A presidente brasileira Dilma Rousseff afirmou em conferéncia de imprensa que «deu o exemplo» e pagou a sua conta no restaurante de luxo Eleven, em Lisboa, no último sábado, respondendo a críticas da oposição.

«Eu posso escolher o restaurante que for, desde que pague a minha conta. E eu pago. Pode olhar em todos os restaurantes que eu estive, em alguns causando constrangimento. Porque fica esquisito uma presidente e uma porção de ministros fazendo aquela conta de quanto deu pra cada um», disse Rousseff na noite de terça-feira, citada pelo jornal «Globo».

Rousseff afirmou ainda que não usou o cartão corporativo (um cartão de crédito destinado a gastos extra de políticos brasileiros em serviço) por considerar que «é oportuno dar o exemplo» e diferenciar o que é consumo público de consumo privado.

A presidente brasileira está a ser criticada por partidos de oposição por ter feito escala em Lisboa no último sábado, devido ao seu alto custo. Só em hospedagem, os valores pagos aos hotéis Ritz e Tivoli chegaram a 21 mil euros, segundo a imprensa do país.

O Partido da Social Democracia Brasileira (PSDB), de oposição a Rousseff, fez pedidos de investigação na Procuradoria-Geral da República e na Comissão de Ética Pública da Presidência, por alegado crime contra a administração pública.

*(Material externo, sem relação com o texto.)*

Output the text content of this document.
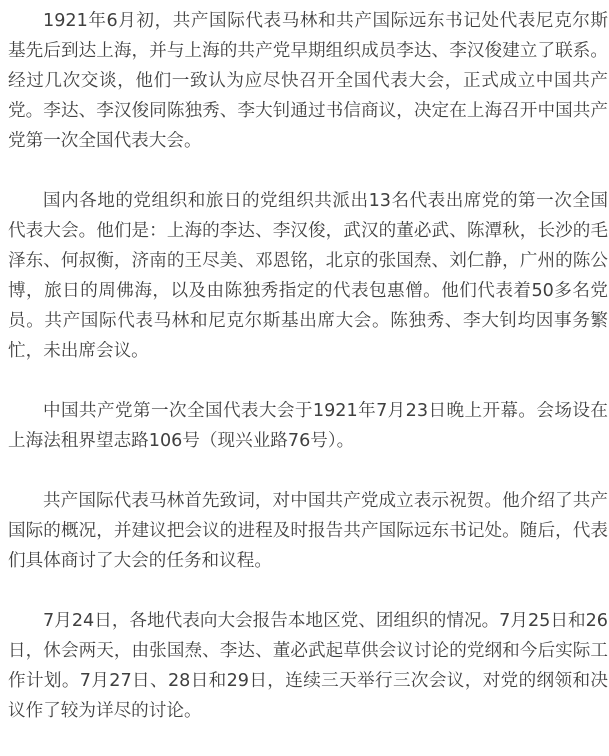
1921年6月初，共产国际代表马林和共产国际远东书记处代表尼克尔斯基先后到达上海，并与上海的共产党早期组织成员李达、李汉俊建立了联系。经过几次交谈，他们一致认为应尽快召开全国代表大会，正式成立中国共产党。李达、李汉俊同陈独秀、李大钊通过书信商议，决定在上海召开中国共产党第一次全国代表大会。

国内各地的党组织和旅日的党组织共派出13名代表出席党的第一次全国代表大会。他们是：上海的李达、李汉俊，武汉的董必武、陈潭秋，长沙的毛泽东、何叔衡，济南的王尽美、邓恩铭，北京的张国焘、刘仁静，广州的陈公博，旅日的周佛海，以及由陈独秀指定的代表包惠僧。他们代表着50多名党员。共产国际代表马林和尼克尔斯基出席大会。陈独秀、李大钊均因事务繁忙，未出席会议。

中国共产党第一次全国代表大会于1921年7月23日晚上开幕。会场设在上海法租界望志路106号（现兴业路76号）。

共产国际代表马林首先致词，对中国共产党成立表示祝贺。他介绍了共产国际的概况，并建议把会议的进程及时报告共产国际远东书记处。随后，代表们具体商讨了大会的任务和议程。

7月24日，各地代表向大会报告本地区党、团组织的情况。7月25日和26日，休会两天，由张国焘、李达、董必武起草供会议讨论的党纲和今后实际工作计划。7月27日、28日和29日，连续三天举行三次会议，对党的纲领和决议作了较为详尽的讨论。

O Legislativo do país deverá convocar o ministro das Relações Exteriores, Luiz Alberto Fiqueiredo, para prestar esclarecimentos. Em entrevista, o ministro já havia afirmado que a conta do restaurante Eleven foi paga pelas autoridades que estiveram no local, e não com dinheiro público.

O avião oficial de Rousseff fez uma escala em Portugal no trajeto entre Zurique, onde participou no Fórum Económico Mundial, e Havana, onde se realiza a cimeira da Comunidade dos Estados Caribenhos e Latino-Americanos.

Segundo uma nota divulgada pelo governo, a escala em Lisboa foi «obrigatória» porque o avião presidencial não teria autonomia de voo para fazer o trajeto entre Zurique e Havana diretamente.